Amazing 'smart knife' detects cancer during surgery
The iKnife knows within three seconds if the tissue a surgeon is cutting is cancerous.
Fri, Jul 19 2013 at 11:27 AM
Photo: Imperial College of London
Now here's a smart idea: a knife that knows when it is cutting cancer. The amazing new "iKnife," developed by doctors at the Imperial College of London, could one day soon revolutionize cancer surgery and help doctors remove more cancerous tumors than they are able to do today.
In order to understand how the iKnife works, it's important to understand how cancer surgeries work. Most cancer surgeries today use something called an electrosurgical device. It's not really a scalpel: it produces a burst of heat that vaporizes cancer tumors. Doctors don't know for sure if the tissue they are cutting is cancerous without having it tested — a process that can take 30 minutes.
Bu where there is heat, of course, there is smoke, and surgical procedures are often accompanied by the sharp smell of the tumors being burned out of a patient's body. The iKnife takes advantage of that smoke. A small "chimney" near the tip sucks in the smoke, analyzes it, and almost instantly — less than 1 second — lets a surgeon know if the flesh being cut is cancerous. If a nearby monitor displays green, the tissue is healthy. If the display flashes red, the tissue is cancerous.

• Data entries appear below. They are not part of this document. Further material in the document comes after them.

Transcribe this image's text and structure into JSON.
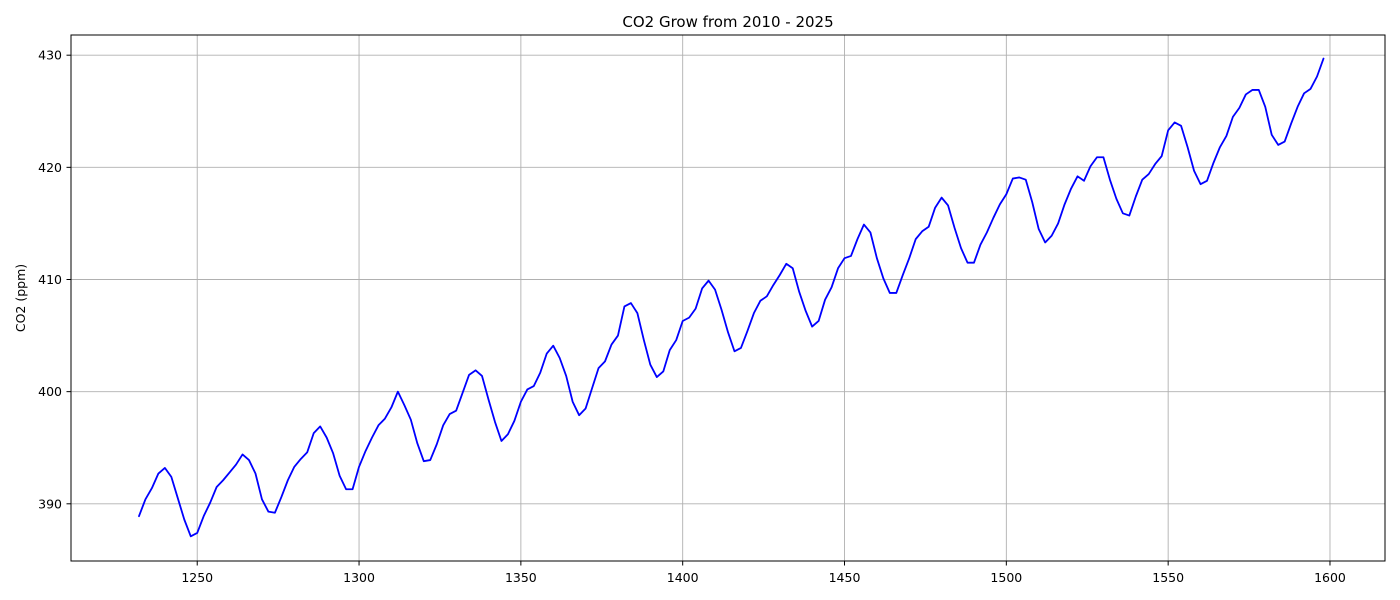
{
  "chart_data": {
    "type": "line",
    "title": "CO2 Grow from 2010 - 2025",
    "xlabel": "",
    "ylabel": "CO2 (ppm)",
    "xlim": [
      1211,
      1617
    ],
    "ylim": [
      384.9,
      431.8
    ],
    "xticks": [
      1250,
      1300,
      1350,
      1400,
      1450,
      1500,
      1550,
      1600
    ],
    "yticks": [
      390,
      400,
      410,
      420,
      430
    ],
    "grid": true,
    "legend": "none",
    "series": [
      {
        "color": "#0000ff",
        "points": [
          [
            1232,
            388.9
          ],
          [
            1234,
            390.4
          ],
          [
            1236,
            391.4
          ],
          [
            1238,
            392.7
          ],
          [
            1240,
            393.2
          ],
          [
            1242,
            392.4
          ],
          [
            1244,
            390.5
          ],
          [
            1246,
            388.6
          ],
          [
            1248,
            387.1
          ],
          [
            1250,
            387.4
          ],
          [
            1252,
            388.9
          ],
          [
            1254,
            390.1
          ],
          [
            1256,
            391.5
          ],
          [
            1258,
            392.1
          ],
          [
            1260,
            392.8
          ],
          [
            1262,
            393.5
          ],
          [
            1264,
            394.4
          ],
          [
            1266,
            393.9
          ],
          [
            1268,
            392.7
          ],
          [
            1270,
            390.4
          ],
          [
            1272,
            389.3
          ],
          [
            1274,
            389.2
          ],
          [
            1276,
            390.6
          ],
          [
            1278,
            392.1
          ],
          [
            1280,
            393.3
          ],
          [
            1282,
            394.0
          ],
          [
            1284,
            394.6
          ],
          [
            1286,
            396.3
          ],
          [
            1288,
            396.9
          ],
          [
            1290,
            395.9
          ],
          [
            1292,
            394.5
          ],
          [
            1294,
            392.5
          ],
          [
            1296,
            391.3
          ],
          [
            1298,
            391.3
          ],
          [
            1300,
            393.3
          ],
          [
            1302,
            394.7
          ],
          [
            1304,
            395.9
          ],
          [
            1306,
            397.0
          ],
          [
            1308,
            397.6
          ],
          [
            1310,
            398.6
          ],
          [
            1312,
            400.0
          ],
          [
            1314,
            398.8
          ],
          [
            1316,
            397.5
          ],
          [
            1318,
            395.4
          ],
          [
            1320,
            393.8
          ],
          [
            1322,
            393.9
          ],
          [
            1324,
            395.3
          ],
          [
            1326,
            397.0
          ],
          [
            1328,
            398.0
          ],
          [
            1330,
            398.3
          ],
          [
            1332,
            399.9
          ],
          [
            1334,
            401.5
          ],
          [
            1336,
            401.9
          ],
          [
            1338,
            401.4
          ],
          [
            1340,
            399.3
          ],
          [
            1342,
            397.3
          ],
          [
            1344,
            395.6
          ],
          [
            1346,
            396.2
          ],
          [
            1348,
            397.4
          ],
          [
            1350,
            399.1
          ],
          [
            1352,
            400.2
          ],
          [
            1354,
            400.5
          ],
          [
            1356,
            401.7
          ],
          [
            1358,
            403.4
          ],
          [
            1360,
            404.1
          ],
          [
            1362,
            403.0
          ],
          [
            1364,
            401.4
          ],
          [
            1366,
            399.1
          ],
          [
            1368,
            397.9
          ],
          [
            1370,
            398.5
          ],
          [
            1372,
            400.3
          ],
          [
            1374,
            402.1
          ],
          [
            1376,
            402.7
          ],
          [
            1378,
            404.2
          ],
          [
            1380,
            405.0
          ],
          [
            1382,
            407.6
          ],
          [
            1384,
            407.9
          ],
          [
            1386,
            407.0
          ],
          [
            1388,
            404.6
          ],
          [
            1390,
            402.4
          ],
          [
            1392,
            401.3
          ],
          [
            1394,
            401.8
          ],
          [
            1396,
            403.7
          ],
          [
            1398,
            404.6
          ],
          [
            1400,
            406.3
          ],
          [
            1402,
            406.6
          ],
          [
            1404,
            407.4
          ],
          [
            1406,
            409.2
          ],
          [
            1408,
            409.9
          ],
          [
            1410,
            409.1
          ],
          [
            1412,
            407.3
          ],
          [
            1414,
            405.3
          ],
          [
            1416,
            403.6
          ],
          [
            1418,
            403.9
          ],
          [
            1420,
            405.4
          ],
          [
            1422,
            407.0
          ],
          [
            1424,
            408.1
          ],
          [
            1426,
            408.5
          ],
          [
            1428,
            409.5
          ],
          [
            1430,
            410.4
          ],
          [
            1432,
            411.4
          ],
          [
            1434,
            411.0
          ],
          [
            1436,
            408.9
          ],
          [
            1438,
            407.2
          ],
          [
            1440,
            405.8
          ],
          [
            1442,
            406.3
          ],
          [
            1444,
            408.2
          ],
          [
            1446,
            409.3
          ],
          [
            1448,
            411.0
          ],
          [
            1450,
            411.9
          ],
          [
            1452,
            412.1
          ],
          [
            1454,
            413.6
          ],
          [
            1456,
            414.9
          ],
          [
            1458,
            414.2
          ],
          [
            1460,
            411.9
          ],
          [
            1462,
            410.1
          ],
          [
            1464,
            408.8
          ],
          [
            1466,
            408.8
          ],
          [
            1468,
            410.4
          ],
          [
            1470,
            411.9
          ],
          [
            1472,
            413.6
          ],
          [
            1474,
            414.3
          ],
          [
            1476,
            414.7
          ],
          [
            1478,
            416.4
          ],
          [
            1480,
            417.3
          ],
          [
            1482,
            416.6
          ],
          [
            1484,
            414.6
          ],
          [
            1486,
            412.8
          ],
          [
            1488,
            411.5
          ],
          [
            1490,
            411.5
          ],
          [
            1492,
            413.1
          ],
          [
            1494,
            414.2
          ],
          [
            1496,
            415.5
          ],
          [
            1498,
            416.7
          ],
          [
            1500,
            417.6
          ],
          [
            1502,
            419.0
          ],
          [
            1504,
            419.1
          ],
          [
            1506,
            418.9
          ],
          [
            1508,
            416.9
          ],
          [
            1510,
            414.5
          ],
          [
            1512,
            413.3
          ],
          [
            1514,
            413.9
          ],
          [
            1516,
            415.0
          ],
          [
            1518,
            416.7
          ],
          [
            1520,
            418.1
          ],
          [
            1522,
            419.2
          ],
          [
            1524,
            418.8
          ],
          [
            1526,
            420.1
          ],
          [
            1528,
            420.9
          ],
          [
            1530,
            420.9
          ],
          [
            1532,
            418.9
          ],
          [
            1534,
            417.2
          ],
          [
            1536,
            415.9
          ],
          [
            1538,
            415.7
          ],
          [
            1540,
            417.4
          ],
          [
            1542,
            418.9
          ],
          [
            1544,
            419.4
          ],
          [
            1546,
            420.3
          ],
          [
            1548,
            421.0
          ],
          [
            1550,
            423.3
          ],
          [
            1552,
            424.0
          ],
          [
            1554,
            423.7
          ],
          [
            1556,
            421.8
          ],
          [
            1558,
            419.7
          ],
          [
            1560,
            418.5
          ],
          [
            1562,
            418.8
          ],
          [
            1564,
            420.4
          ],
          [
            1566,
            421.8
          ],
          [
            1568,
            422.8
          ],
          [
            1570,
            424.5
          ],
          [
            1572,
            425.3
          ],
          [
            1574,
            426.5
          ],
          [
            1576,
            426.9
          ],
          [
            1578,
            426.9
          ],
          [
            1580,
            425.4
          ],
          [
            1582,
            422.9
          ],
          [
            1584,
            422.0
          ],
          [
            1586,
            422.3
          ],
          [
            1588,
            423.9
          ],
          [
            1590,
            425.4
          ],
          [
            1592,
            426.6
          ],
          [
            1594,
            427.0
          ],
          [
            1596,
            428.1
          ],
          [
            1598,
            429.7
          ]
        ]
      }
    ]
  }
}
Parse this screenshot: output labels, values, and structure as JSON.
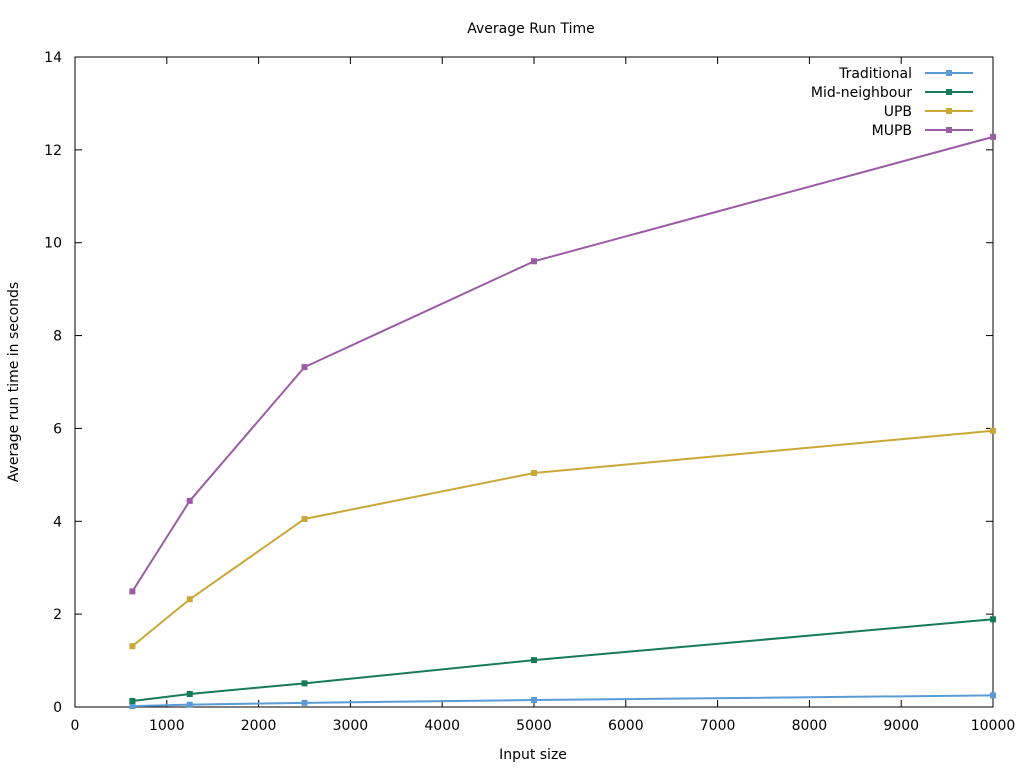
{
  "chart_data": {
    "type": "line",
    "title": "Average Run Time",
    "xlabel": "Input size",
    "ylabel": "Average run time in seconds",
    "xlim": [
      0,
      10000
    ],
    "ylim": [
      0,
      14
    ],
    "x_ticks": [
      0,
      1000,
      2000,
      3000,
      4000,
      5000,
      6000,
      7000,
      8000,
      9000,
      10000
    ],
    "y_ticks": [
      0,
      2,
      4,
      6,
      8,
      10,
      12,
      14
    ],
    "grid": false,
    "legend_position": "top-right",
    "x": [
      625,
      1250,
      2500,
      5000,
      10000
    ],
    "series": [
      {
        "name": "Traditional",
        "color": "#5b9bd5",
        "values": [
          0.02,
          0.05,
          0.09,
          0.15,
          0.25
        ]
      },
      {
        "name": "Mid-neighbour",
        "color": "#177a5b",
        "values": [
          0.13,
          0.28,
          0.51,
          1.01,
          1.89
        ]
      },
      {
        "name": "UPB",
        "color": "#c9a838",
        "values": [
          1.31,
          2.32,
          4.05,
          5.04,
          5.95
        ]
      },
      {
        "name": "MUPB",
        "color": "#9a5da4",
        "values": [
          2.49,
          4.44,
          7.32,
          9.6,
          12.28
        ]
      }
    ]
  }
}
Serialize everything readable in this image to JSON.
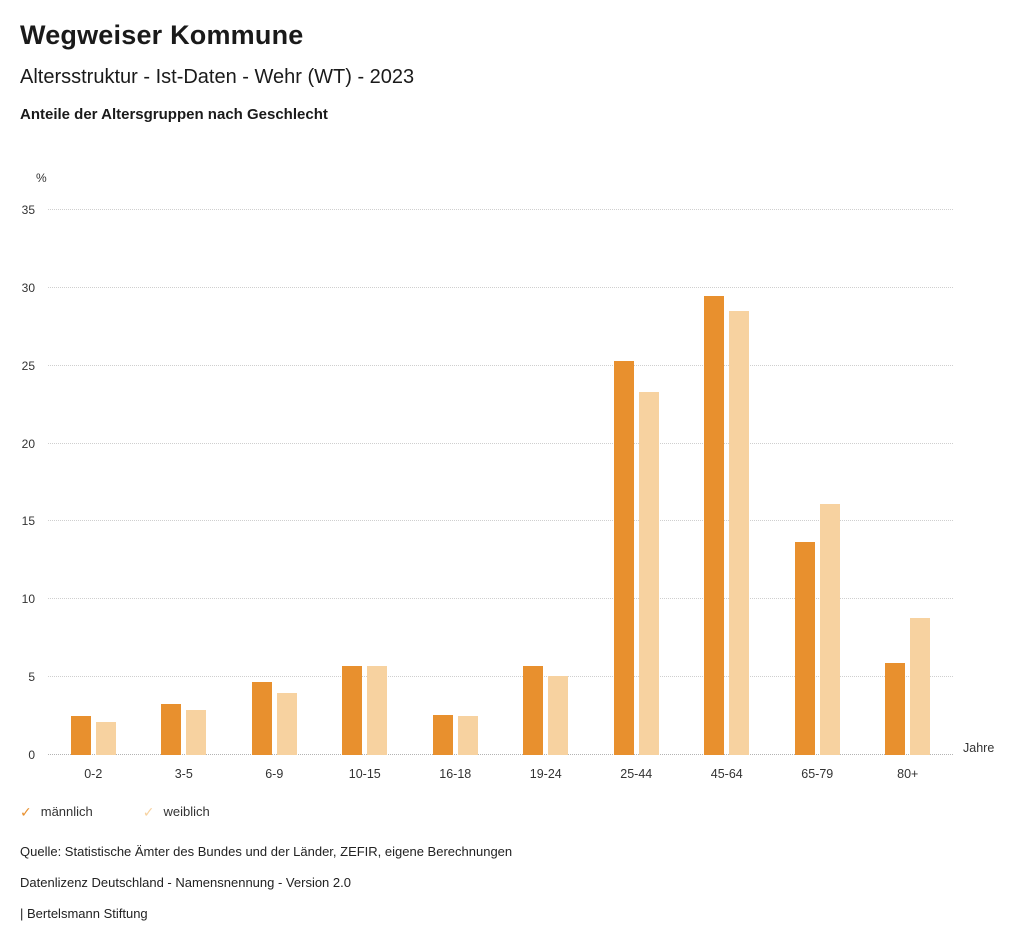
{
  "header": {
    "title": "Wegweiser Kommune",
    "subtitle": "Altersstruktur - Ist-Daten - Wehr (WT) - 2023",
    "chart_heading": "Anteile der Altersgruppen nach Geschlecht"
  },
  "chart_data": {
    "type": "bar",
    "title": "Anteile der Altersgruppen nach Geschlecht",
    "xlabel": "Jahre",
    "ylabel": "%",
    "ylim": [
      0,
      35
    ],
    "ytick_step": 5,
    "grid": true,
    "legend_position": "bottom-left",
    "categories": [
      "0-2",
      "3-5",
      "6-9",
      "10-15",
      "16-18",
      "19-24",
      "25-44",
      "45-64",
      "65-79",
      "80+"
    ],
    "series": [
      {
        "name": "männlich",
        "color": "#E8902E",
        "values": [
          2.5,
          3.3,
          4.7,
          5.7,
          2.6,
          5.7,
          25.3,
          29.5,
          13.7,
          5.9
        ]
      },
      {
        "name": "weiblich",
        "color": "#F7D2A0",
        "values": [
          2.1,
          2.9,
          4.0,
          5.7,
          2.5,
          5.1,
          23.3,
          28.5,
          16.1,
          8.8
        ]
      }
    ]
  },
  "legend": {
    "check_glyph": "✓"
  },
  "footer": {
    "source": "Quelle: Statistische Ämter des Bundes und der Länder, ZEFIR, eigene Berechnungen",
    "license": "Datenlizenz Deutschland - Namensnennung - Version 2.0",
    "brand": "| Bertelsmann Stiftung"
  }
}
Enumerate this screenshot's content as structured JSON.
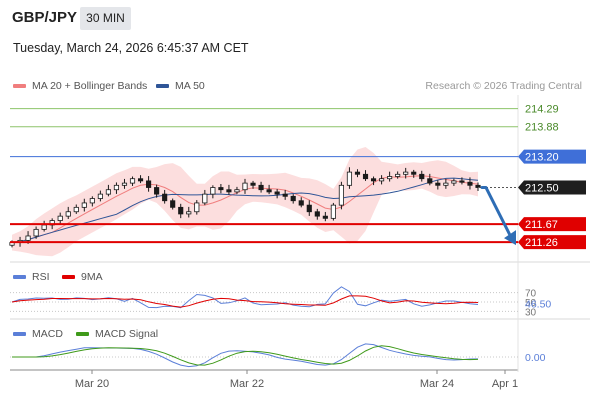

In addition to providing real-time analysis and speeding up surgeries, the device may offer surgeons the ability to cut out more cancer than they can today. Many surgeries today try to cut out entire tumors, but later tests and scans reveal that a portion is left behind. The iKnife could help solve that problem. "We believe it has the potential to reduce tumor recurrence rates and enable more patients to survive," inventor Zoltan Takats said in a press release this week.
The research behind the iKnife and the mass spectrometry used to analyze the smoke produced during surgery was published July 17 in the journal Science Translational Medicine. Doctors also demonstrated it to the media — using a piece of pig's liver.
Although the iKnife has been tested in 81 surgeries it still needs additional studies and regulatory approval before it can actually make its way to market.